In a recent breakthrough in first-principles calculations of two-electron systems, Patkos, Yerokhin, and Pachucki [Phys. Rev. A 103, 042809 (2021)] have performed the first complete calculation of the Lamb shift of the helium 2 S-3(1) and 2 P-3(J) triplet states up to the term in alpha(7)m. Whereas their theoretical result of the frequency of the 2 P-3 <- 2 S-3 transition perfectly agrees with the experimental value, a more than 10 sigma discrepancy was identified for the 3 D-3 <- 2 S-3 and 3 D-3 <- 2 P-3 transitions, which hinders the determination of the He2+ charge radius from atomic spectroscopy. We present here a new measurement of the ionization energy of the 2 S-1(0) state of He [960 332 040.491(32) MHz] which we use in combination with the 2 S-3(1) <- 2 S-1(0) interval measured by Rengelink et al. [Nat.
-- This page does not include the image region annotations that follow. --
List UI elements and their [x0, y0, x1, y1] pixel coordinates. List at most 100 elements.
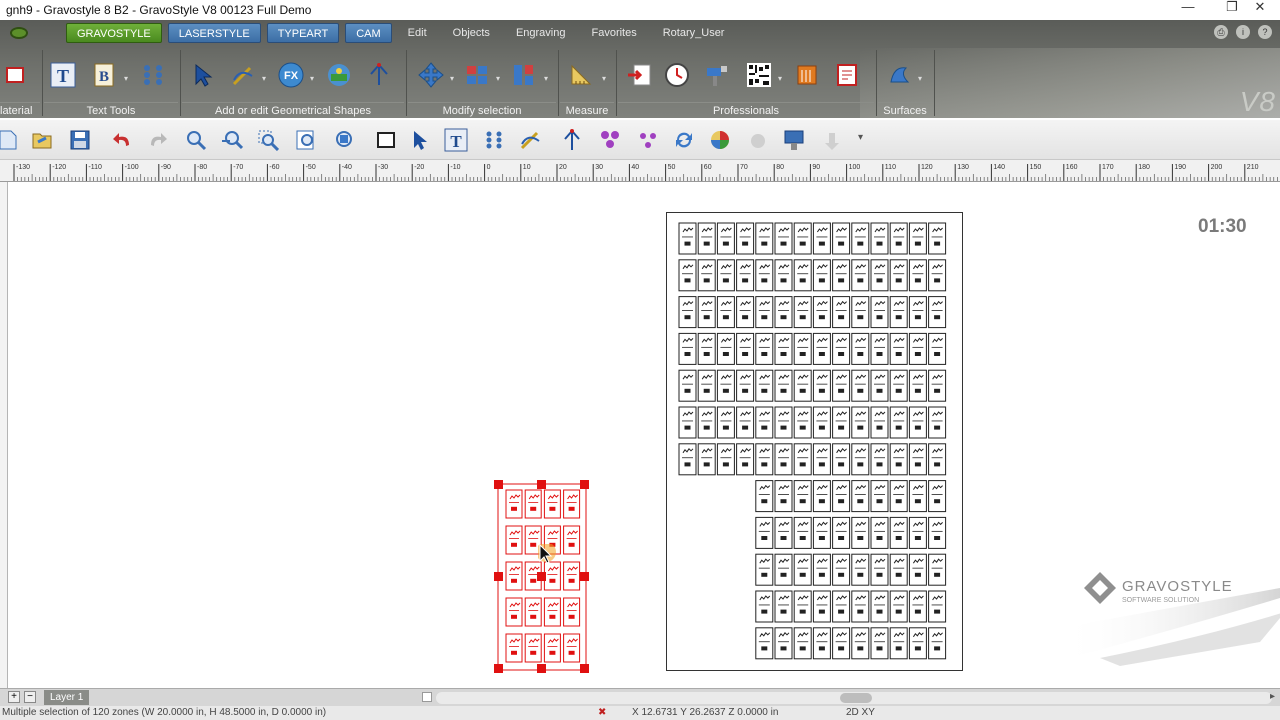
add-layer-button[interactable]: + [8, 691, 20, 703]
ruler-label: 140 [993, 164, 1005, 171]
array-icon[interactable] [480, 126, 508, 154]
selected-label-cell [524, 489, 542, 519]
dropdown-arrow-icon[interactable]: ▾ [778, 74, 786, 83]
plate-label-cell [851, 332, 870, 365]
selection-handle[interactable] [580, 480, 589, 489]
draw-shapes-icon[interactable] [228, 60, 258, 90]
zoom-page-icon[interactable] [292, 126, 320, 154]
plate-label-cell [928, 332, 947, 365]
machine-icon[interactable] [780, 126, 808, 154]
close-button[interactable]: ✕ [1240, 0, 1280, 20]
plate-label-cell [697, 296, 716, 329]
distribute-icon[interactable] [508, 60, 538, 90]
tab-objects[interactable]: Objects [443, 23, 500, 43]
dropdown-arrow-icon[interactable]: ▾ [310, 74, 318, 83]
plate-label-cell [851, 259, 870, 292]
selection-handle[interactable] [537, 664, 546, 673]
refresh-icon[interactable] [670, 126, 698, 154]
color-icon[interactable] [706, 126, 734, 154]
zoom-selection-icon[interactable] [330, 126, 358, 154]
selection-handle[interactable] [537, 480, 546, 489]
disabled-tool-icon[interactable] [744, 126, 772, 154]
selected-label-cell [563, 489, 581, 519]
save-icon[interactable] [66, 126, 94, 154]
text-style-icon[interactable]: B [90, 60, 120, 90]
clock-icon[interactable] [662, 60, 692, 90]
layer-color-swatch[interactable] [422, 692, 432, 702]
plate-labels [678, 222, 947, 660]
move-icon[interactable] [416, 60, 446, 90]
scroll-right-arrow[interactable]: ▸ [1270, 691, 1275, 702]
open-file-icon[interactable] [28, 126, 56, 154]
rectangle-icon[interactable] [372, 126, 400, 154]
zoom-out-icon[interactable] [218, 126, 246, 154]
ruler-label: 120 [921, 164, 933, 171]
toolbar-overflow-icon[interactable]: ▾ [858, 132, 863, 143]
select-arrow-icon[interactable] [406, 126, 434, 154]
material-icon[interactable] [0, 60, 30, 90]
ruler-label: 70 [740, 164, 748, 171]
printer-icon[interactable]: ⎙ [1214, 25, 1228, 39]
plate-label-cell [889, 222, 908, 255]
text-array-icon[interactable] [138, 60, 168, 90]
node-edit-icon[interactable] [364, 60, 394, 90]
tab-laserstyle[interactable]: LASERSTYLE [167, 23, 261, 43]
selection-handle[interactable] [494, 664, 503, 673]
layer-tab[interactable]: Layer 1 [44, 690, 90, 705]
database-icon[interactable] [792, 60, 822, 90]
tab-rotary-user[interactable]: Rotary_User [653, 23, 735, 43]
draw-icon[interactable] [516, 126, 544, 154]
surfaces-icon[interactable] [884, 60, 914, 90]
help-icon[interactable]: ? [1258, 25, 1272, 39]
selection-handle[interactable] [494, 572, 503, 581]
barcode-icon[interactable] [744, 60, 774, 90]
zoom-icon[interactable] [182, 126, 210, 154]
zoom-window-icon[interactable] [254, 126, 282, 154]
tab-cam[interactable]: CAM [345, 23, 392, 43]
tab-favorites[interactable]: Favorites [581, 23, 646, 43]
dropdown-arrow-icon[interactable]: ▾ [262, 74, 270, 83]
drawing-canvas[interactable]: 01:30 GRAVOSTYLE SOFTWARE SOLUTION [8, 182, 1280, 688]
engraving-machine-icon[interactable] [702, 60, 732, 90]
text-tool-icon[interactable]: T [48, 60, 78, 90]
redo-icon[interactable] [144, 126, 172, 154]
plate-label-cell [889, 296, 908, 329]
import-icon[interactable] [624, 60, 654, 90]
app-menu-button[interactable] [0, 20, 38, 46]
selected-label-group[interactable] [494, 480, 598, 683]
measure-icon[interactable] [566, 60, 596, 90]
image-icon[interactable] [324, 60, 354, 90]
fx-icon[interactable]: FX [276, 60, 306, 90]
scrollbar-thumb[interactable] [840, 693, 872, 703]
disabled-tool-icon[interactable] [818, 126, 846, 154]
dropdown-arrow-icon[interactable]: ▾ [918, 74, 926, 83]
dropdown-arrow-icon[interactable]: ▾ [544, 74, 552, 83]
report-icon[interactable] [832, 60, 862, 90]
selection-handle[interactable] [494, 480, 503, 489]
plate-label-cell [716, 406, 735, 439]
plate-label-cell [736, 406, 755, 439]
align-icon[interactable] [462, 60, 492, 90]
dropdown-arrow-icon[interactable]: ▾ [496, 74, 504, 83]
selection-handle[interactable] [580, 664, 589, 673]
group-icon[interactable] [596, 126, 624, 154]
engraving-plate[interactable] [666, 212, 963, 671]
tab-edit[interactable]: Edit [398, 23, 437, 43]
selection-handle[interactable] [580, 572, 589, 581]
ungroup-icon[interactable] [634, 126, 662, 154]
tab-gravostyle[interactable]: GRAVOSTYLE [66, 23, 162, 43]
dropdown-arrow-icon[interactable]: ▾ [124, 74, 132, 83]
tab-typeart[interactable]: TYPEART [266, 23, 340, 43]
text-icon[interactable]: T [442, 126, 470, 154]
remove-layer-button[interactable]: − [24, 691, 36, 703]
ruler-label: -20 [414, 164, 424, 171]
new-file-icon[interactable] [0, 126, 22, 154]
dropdown-arrow-icon[interactable]: ▾ [450, 74, 458, 83]
dropdown-arrow-icon[interactable]: ▾ [602, 74, 610, 83]
minimize-button[interactable]: — [1168, 0, 1208, 20]
select-arrow-icon[interactable] [188, 60, 218, 90]
tab-engraving[interactable]: Engraving [506, 23, 576, 43]
undo-icon[interactable] [108, 126, 136, 154]
info-icon[interactable]: i [1236, 25, 1250, 39]
node-edit-icon[interactable] [558, 126, 586, 154]
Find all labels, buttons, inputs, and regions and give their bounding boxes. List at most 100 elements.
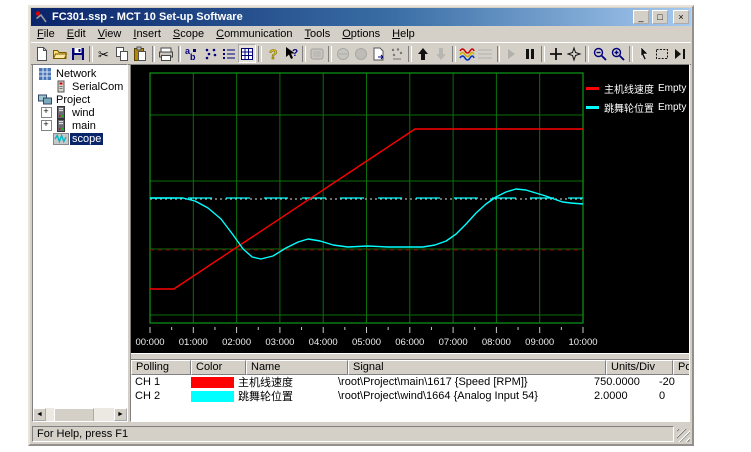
minimize-button[interactable]: _ [633, 10, 649, 24]
context-help-button[interactable]: ? [282, 44, 300, 63]
poll-button[interactable] [352, 44, 370, 63]
column-header-color[interactable]: Color [191, 360, 246, 375]
channel-color-cell [189, 377, 234, 388]
cut-button[interactable]: ✂ [95, 44, 113, 63]
close-button[interactable]: × [673, 10, 689, 24]
svg-text:01:000: 01:000 [179, 337, 208, 348]
zoom-out-button[interactable] [591, 44, 609, 63]
rect-select-icon [654, 46, 670, 62]
menu-insert[interactable]: Insert [127, 27, 167, 41]
serial-device-icon [53, 79, 70, 94]
menu-help[interactable]: Help [386, 27, 421, 41]
network-icon [37, 66, 54, 81]
zoom-cursor-button[interactable] [565, 44, 583, 63]
column-header-position[interactable]: Position [673, 360, 689, 375]
svg-text:09:000: 09:000 [525, 337, 554, 348]
svg-text:02:000: 02:000 [222, 337, 251, 348]
move-up-button[interactable] [414, 44, 432, 63]
new-file-button[interactable] [33, 44, 51, 63]
track-cursor-icon [548, 46, 564, 62]
scope-chart[interactable]: 00:00001:00002:00003:00004:00005:00006:0… [131, 65, 689, 353]
scope-curves-button[interactable] [458, 44, 476, 63]
svg-text:00:000: 00:000 [135, 337, 164, 348]
menu-edit[interactable]: Edit [61, 27, 92, 41]
tree-item-wind[interactable]: +wind [33, 106, 127, 119]
toolbar-separator [258, 46, 262, 62]
scroll-left-button[interactable]: ◄ [33, 408, 46, 421]
pause-button[interactable] [521, 44, 539, 63]
tree-item-label: SerialCom [70, 81, 125, 93]
paste-button[interactable] [131, 44, 149, 63]
parameter-grid-button[interactable]: ab [183, 44, 201, 63]
parameter-list-button[interactable] [220, 44, 238, 63]
menu-tools[interactable]: Tools [299, 27, 337, 41]
main-area: NetworkSerialComProject+wind+mainscope ◄… [32, 64, 690, 422]
toolbar-separator [629, 46, 633, 62]
play-button[interactable] [502, 44, 520, 63]
save-icon [70, 46, 86, 62]
help-button[interactable]: ? [264, 44, 282, 63]
cut-icon: ✂ [96, 46, 112, 62]
tree-item-scope[interactable]: scope [33, 132, 127, 145]
print-icon [158, 46, 174, 62]
titlebar[interactable]: FC301.ssp - MCT 10 Set-up Software _ □ × [31, 8, 691, 26]
compare-parameters-button[interactable] [202, 44, 220, 63]
menu-scope[interactable]: Scope [167, 27, 210, 41]
print-button[interactable] [157, 44, 175, 63]
expand-icon[interactable]: + [41, 107, 52, 118]
column-header-name[interactable]: Name [246, 360, 348, 375]
scroll-right-button[interactable]: ► [114, 408, 127, 421]
tree-item-label: Project [54, 94, 92, 106]
maximize-button[interactable]: □ [652, 10, 668, 24]
flat-curves-button[interactable] [476, 44, 494, 63]
menu-options[interactable]: Options [336, 27, 386, 41]
column-header-signal[interactable]: Signal [348, 360, 606, 375]
column-header-polling[interactable]: Polling [131, 360, 191, 375]
scope-waveform-icon [53, 131, 70, 146]
tree-item-project[interactable]: Project [33, 93, 127, 106]
tree-horizontal-scrollbar[interactable]: ◄ ► [33, 408, 127, 421]
chart-table-splitter[interactable] [131, 353, 689, 360]
zoom-in-button[interactable] [609, 44, 627, 63]
channel-table-body: CH 1主机线速度\root\Project\main\1617 {Speed … [131, 375, 689, 403]
expand-icon[interactable]: + [41, 120, 52, 131]
menu-file[interactable]: File [31, 27, 61, 41]
menu-communication[interactable]: Communication [210, 27, 298, 41]
tree-item-network[interactable]: Network [33, 67, 127, 80]
rect-select-button[interactable] [653, 44, 671, 63]
menu-view[interactable]: View [92, 27, 128, 41]
zoom-cursor-icon [566, 46, 582, 62]
network-scan-button[interactable] [308, 44, 326, 63]
track-cursor-button[interactable] [547, 44, 565, 63]
grid-view-button[interactable] [238, 44, 256, 63]
save-button[interactable] [69, 44, 87, 63]
table-row[interactable]: CH 1主机线速度\root\Project\main\1617 {Speed … [131, 375, 689, 389]
app-icon [33, 9, 49, 25]
flat-curves-icon [477, 46, 493, 62]
toolbar: ✂ ab?? [31, 42, 691, 65]
read-from-drive-icon [389, 46, 405, 62]
svg-text:?: ? [292, 48, 298, 59]
scope-curves-icon [459, 46, 475, 62]
open-folder-button[interactable] [51, 44, 69, 63]
resize-grip[interactable] [677, 429, 690, 442]
cell: 2.0000 [590, 390, 655, 402]
scrollbar-thumb[interactable] [54, 408, 94, 422]
paste-icon [132, 46, 148, 62]
copy-button[interactable] [113, 44, 131, 63]
legend-label: 跳舞轮位置 [604, 100, 654, 115]
stop-communication-button[interactable] [334, 44, 352, 63]
read-from-drive-button[interactable] [388, 44, 406, 63]
table-row[interactable]: CH 2跳舞轮位置\root\Project\wind\1664 {Analog… [131, 389, 689, 403]
move-down-button[interactable] [432, 44, 450, 63]
clipped-edge-button[interactable] [671, 44, 689, 63]
toolbar-separator [408, 46, 412, 62]
scrollbar-track[interactable] [46, 408, 114, 421]
pointer-button[interactable] [635, 44, 653, 63]
tree-item-main[interactable]: +main [33, 119, 127, 132]
open-folder-icon [52, 46, 68, 62]
column-header-unitsdiv[interactable]: Units/Div [606, 360, 673, 375]
scope-panel: 00:00001:00002:00003:00004:00005:00006:0… [130, 64, 690, 422]
toolbar-separator [452, 46, 456, 62]
write-to-drive-button[interactable] [370, 44, 388, 63]
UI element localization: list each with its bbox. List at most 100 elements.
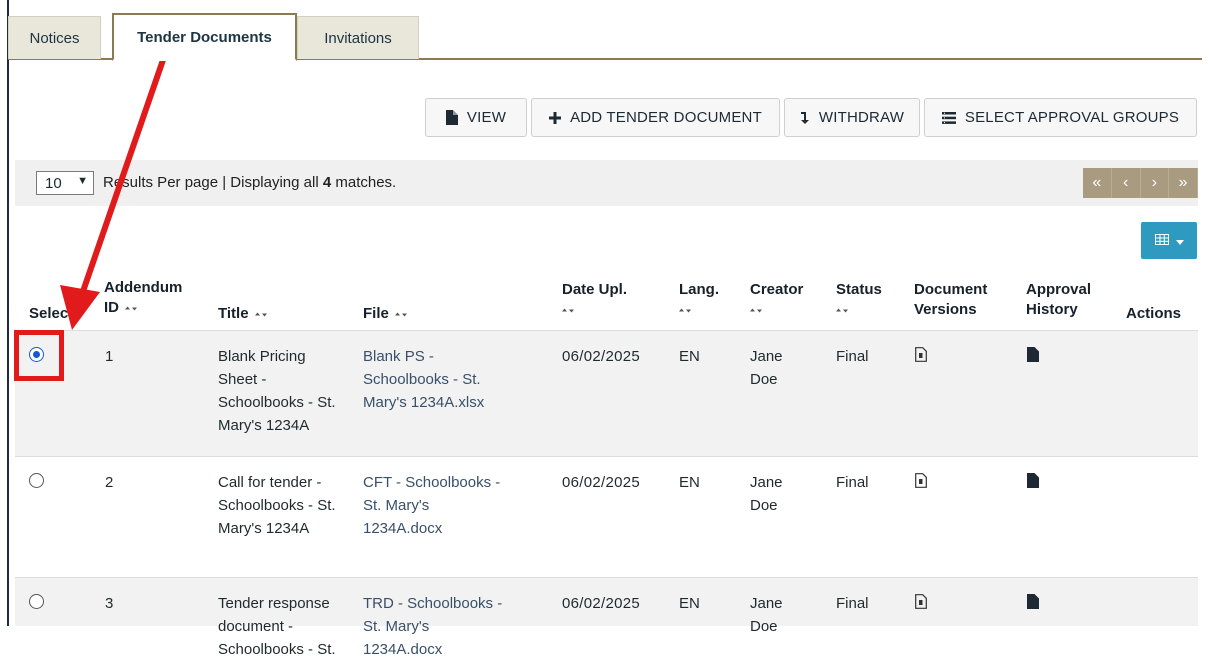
- col-status[interactable]: Status: [836, 280, 882, 320]
- sort-icon: [750, 300, 762, 320]
- title-line: Mary's 1234A: [218, 417, 310, 434]
- row-file-link[interactable]: Blank PS - Schoolbooks - St. Mary's 1234…: [363, 345, 484, 414]
- column-chooser-button[interactable]: [1141, 222, 1197, 259]
- sort-icon: [125, 298, 137, 318]
- title-line: Mary's 1234A: [218, 520, 310, 537]
- view-button-label: VIEW: [466, 109, 507, 126]
- select-approval-groups-button[interactable]: SELECT APPROVAL GROUPS: [924, 98, 1197, 137]
- arrow-down-icon: [800, 111, 810, 124]
- file-line: St. Mary's: [363, 618, 430, 635]
- row-select-radio[interactable]: [29, 473, 44, 488]
- row-date: 06/02/2025: [562, 595, 641, 612]
- per-page-value: 10: [45, 174, 62, 192]
- col-addendum-line1: Addendum: [104, 279, 183, 296]
- row-id: 2: [105, 474, 114, 491]
- file-line: St. Mary's: [363, 497, 430, 514]
- grid-icon: [1154, 232, 1169, 249]
- results-per-page-select[interactable]: 10 ▼: [36, 171, 94, 195]
- col-approval-line1: Approval: [1026, 281, 1092, 298]
- sort-icon: [254, 304, 267, 324]
- col-file-label: File: [363, 305, 389, 322]
- results-summary: Results Per page | Displaying all 4 matc…: [103, 174, 396, 191]
- tab-notices[interactable]: Notices: [8, 16, 101, 59]
- row-date: 06/02/2025: [562, 474, 641, 491]
- document-versions-icon[interactable]: [915, 473, 927, 492]
- title-line: Call for tender -: [218, 474, 322, 491]
- col-addendum-line2: ID: [104, 299, 119, 316]
- table-row: 3 Tender response document - Schoolbooks…: [15, 577, 1198, 658]
- list-icon: [941, 111, 956, 124]
- row-select-radio[interactable]: [29, 594, 44, 609]
- row-lang: EN: [679, 474, 700, 491]
- col-creator-label: Creator: [750, 281, 804, 298]
- first-page-button[interactable]: «: [1083, 168, 1112, 198]
- plus-icon: [549, 111, 562, 124]
- col-versions-line2: Versions: [914, 301, 977, 318]
- select-approval-groups-label: SELECT APPROVAL GROUPS: [964, 109, 1180, 126]
- col-date-uploaded[interactable]: Date Upl.: [562, 280, 627, 320]
- row-title: Call for tender - Schoolbooks - St. Mary…: [218, 471, 336, 540]
- tab-invitations[interactable]: Invitations: [297, 16, 419, 59]
- prev-page-button[interactable]: ‹: [1111, 168, 1141, 198]
- file-icon: [445, 110, 458, 125]
- file-line: Mary's 1234A.xlsx: [363, 394, 485, 411]
- last-page-button[interactable]: »: [1169, 168, 1198, 198]
- add-tender-document-label: ADD TENDER DOCUMENT: [570, 109, 762, 126]
- sort-icon: [394, 304, 407, 324]
- row-status: Final: [836, 595, 869, 612]
- withdraw-button[interactable]: WITHDRAW: [784, 98, 920, 137]
- col-status-label: Status: [836, 281, 882, 298]
- file-line: 1234A.docx: [363, 641, 443, 658]
- annotation-highlight-box: [14, 330, 64, 381]
- caret-down-icon: [1175, 232, 1184, 249]
- row-date: 06/02/2025: [562, 348, 641, 365]
- chevron-down-icon: ▼: [77, 175, 88, 187]
- creator-line: Doe: [750, 618, 778, 635]
- row-id: 1: [105, 348, 114, 365]
- table-row: 2 Call for tender - Schoolbooks - St. Ma…: [15, 456, 1198, 577]
- title-line: Tender response: [218, 595, 330, 612]
- title-line: Blank Pricing: [218, 348, 306, 365]
- col-versions-line1: Document: [914, 281, 988, 298]
- file-line: Schoolbooks - St.: [363, 371, 481, 388]
- row-file-link[interactable]: CFT - Schoolbooks - St. Mary's 1234A.doc…: [363, 471, 500, 540]
- title-line: Schoolbooks - St.: [218, 394, 336, 411]
- row-file-link[interactable]: TRD - Schoolbooks - St. Mary's 1234A.doc…: [363, 592, 502, 661]
- col-lang-label: Lang.: [679, 281, 719, 298]
- row-lang: EN: [679, 348, 700, 365]
- col-language[interactable]: Lang.: [679, 280, 719, 320]
- sort-icon: [562, 300, 574, 320]
- col-addendum-id[interactable]: Addendum ID: [104, 278, 182, 318]
- add-tender-document-button[interactable]: ADD TENDER DOCUMENT: [531, 98, 780, 137]
- row-status: Final: [836, 348, 869, 365]
- approval-history-icon[interactable]: [1027, 473, 1039, 492]
- creator-line: Doe: [750, 497, 778, 514]
- row-lang: EN: [679, 595, 700, 612]
- approval-history-icon[interactable]: [1027, 347, 1039, 366]
- row-status: Final: [836, 474, 869, 491]
- row-creator: Jane Doe: [750, 345, 783, 391]
- view-button[interactable]: VIEW: [425, 98, 527, 137]
- document-versions-icon[interactable]: [915, 347, 927, 366]
- creator-line: Jane: [750, 474, 783, 491]
- title-line: document -: [218, 618, 294, 635]
- withdraw-label: WITHDRAW: [818, 109, 905, 126]
- row-title: Tender response document - Schoolbooks -…: [218, 592, 336, 661]
- col-title[interactable]: Title: [218, 304, 267, 324]
- col-creator[interactable]: Creator: [750, 280, 803, 320]
- tab-tender-documents[interactable]: Tender Documents: [112, 13, 297, 61]
- document-versions-icon[interactable]: [915, 594, 927, 613]
- title-line: Schoolbooks - St.: [218, 641, 336, 658]
- next-page-button[interactable]: ›: [1140, 168, 1170, 198]
- col-approval-line2: History: [1026, 301, 1078, 318]
- row-creator: Jane Doe: [750, 471, 783, 517]
- col-file[interactable]: File: [363, 304, 407, 324]
- file-line: 1234A.docx: [363, 520, 443, 537]
- results-text: Results Per page | Displaying all: [103, 174, 323, 191]
- results-text-end: matches.: [331, 174, 397, 191]
- file-line: TRD - Schoolbooks -: [363, 595, 503, 612]
- creator-line: Jane: [750, 348, 783, 365]
- pagination: « ‹ › »: [1083, 168, 1198, 198]
- row-creator: Jane Doe: [750, 592, 783, 638]
- approval-history-icon[interactable]: [1027, 594, 1039, 613]
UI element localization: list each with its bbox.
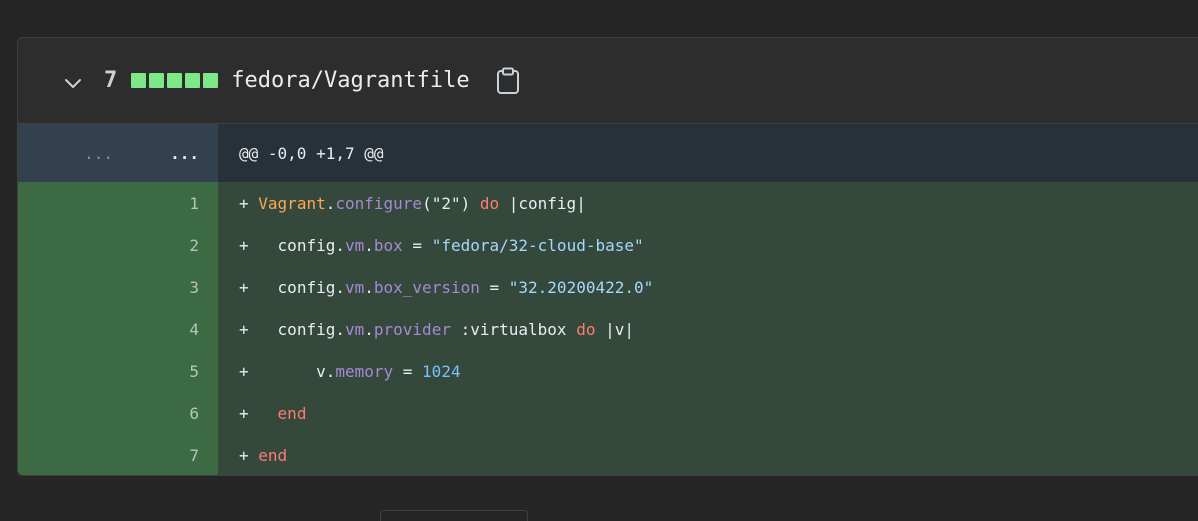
old-line-number[interactable] [18, 224, 123, 266]
code-token: box [373, 235, 403, 255]
code-token: . [364, 235, 374, 255]
code-line: + config. vm. box_version = "32.20200422.0… [218, 266, 1198, 308]
code-token: "fedora/32-cloud-base" [431, 235, 644, 255]
code-token: |config| [499, 193, 586, 213]
code-token: v. [316, 361, 336, 381]
diffstat-added-block [149, 73, 165, 88]
code-token: :virtualbox [450, 319, 577, 339]
diff-line-row: 3 + config. vm. box_version = "32.20200422.… [18, 266, 1198, 308]
diff-file-card: 7 fedora/Vagrantfile ... ... @@ -0,0 +1,… [17, 37, 1198, 476]
diff-line-row: 2 + config. vm. box = "fedora/32-cloud-base… [18, 224, 1198, 266]
diffstat-added-block [203, 73, 219, 88]
hunk-expand-left[interactable]: ... [18, 124, 123, 182]
code-token: config. [277, 235, 345, 255]
code-line: + config. vm. box = "fedora/32-cloud-base" [218, 224, 1198, 266]
old-line-number[interactable] [18, 434, 123, 475]
code-token: "32.20200422.0" [508, 277, 654, 297]
new-line-number[interactable]: 1 [123, 182, 218, 224]
added-marker: + [239, 193, 249, 213]
new-line-number[interactable]: 7 [123, 434, 218, 475]
new-line-number[interactable]: 2 [123, 224, 218, 266]
old-line-number[interactable] [18, 392, 123, 434]
code-token: config. [277, 277, 345, 297]
code-token: memory [335, 361, 394, 381]
file-name[interactable]: fedora/Vagrantfile [231, 68, 469, 93]
old-line-number[interactable] [18, 182, 123, 224]
code-token: do [576, 319, 596, 339]
diff-line-row: 1 + Vagrant. configure ("2") do |config| [18, 182, 1198, 224]
added-marker: + [239, 445, 249, 465]
code-token: vm [344, 319, 365, 339]
added-marker: + [239, 403, 249, 423]
old-line-number[interactable] [18, 350, 123, 392]
change-count: 7 [104, 68, 118, 93]
hunk-header-row: ... ... @@ -0,0 +1,7 @@ [18, 124, 1198, 182]
hunk-expand-right[interactable]: ... [123, 124, 218, 182]
new-line-number[interactable]: 4 [123, 308, 218, 350]
diffstat-added-block [131, 73, 147, 88]
chevron-down-icon[interactable] [62, 72, 84, 94]
code-token: config. [277, 319, 345, 339]
added-marker: + [239, 277, 249, 297]
diff-line-row: 7 + end [18, 434, 1198, 475]
diff-body: ... ... @@ -0,0 +1,7 @@ 1 + Vagrant. confi… [18, 124, 1198, 475]
code-token: . [364, 319, 374, 339]
code-token: box_version [373, 277, 480, 297]
code-token: configure [335, 193, 423, 213]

Phys. 14, 1132 (2018).] and the 2 P-3 <- 2 S-3(1) interval measured by Zheng et al. [Phys. Rev. Lett. 119, 263002 (2017)] and Cancio Pastor et al. [Phys. Rev. Lett. 92, 023001 (2004)] to derive experimental ionization energies of the 2 S-3(1) state [1152 842 742.640(32) MHz] and the 2 P-3 centroid energy [876 106 247.025(39) MHz]. These values reveal disagreements with the alpha(7)m Lamb shift prediction by 6.5 sigma and 10 sigma, respectively, and support the suggestion by Patkos et al. of an unknown theoretical contribution to the Lamb shifts of the 2 S-3 and 2 P-3 states of He.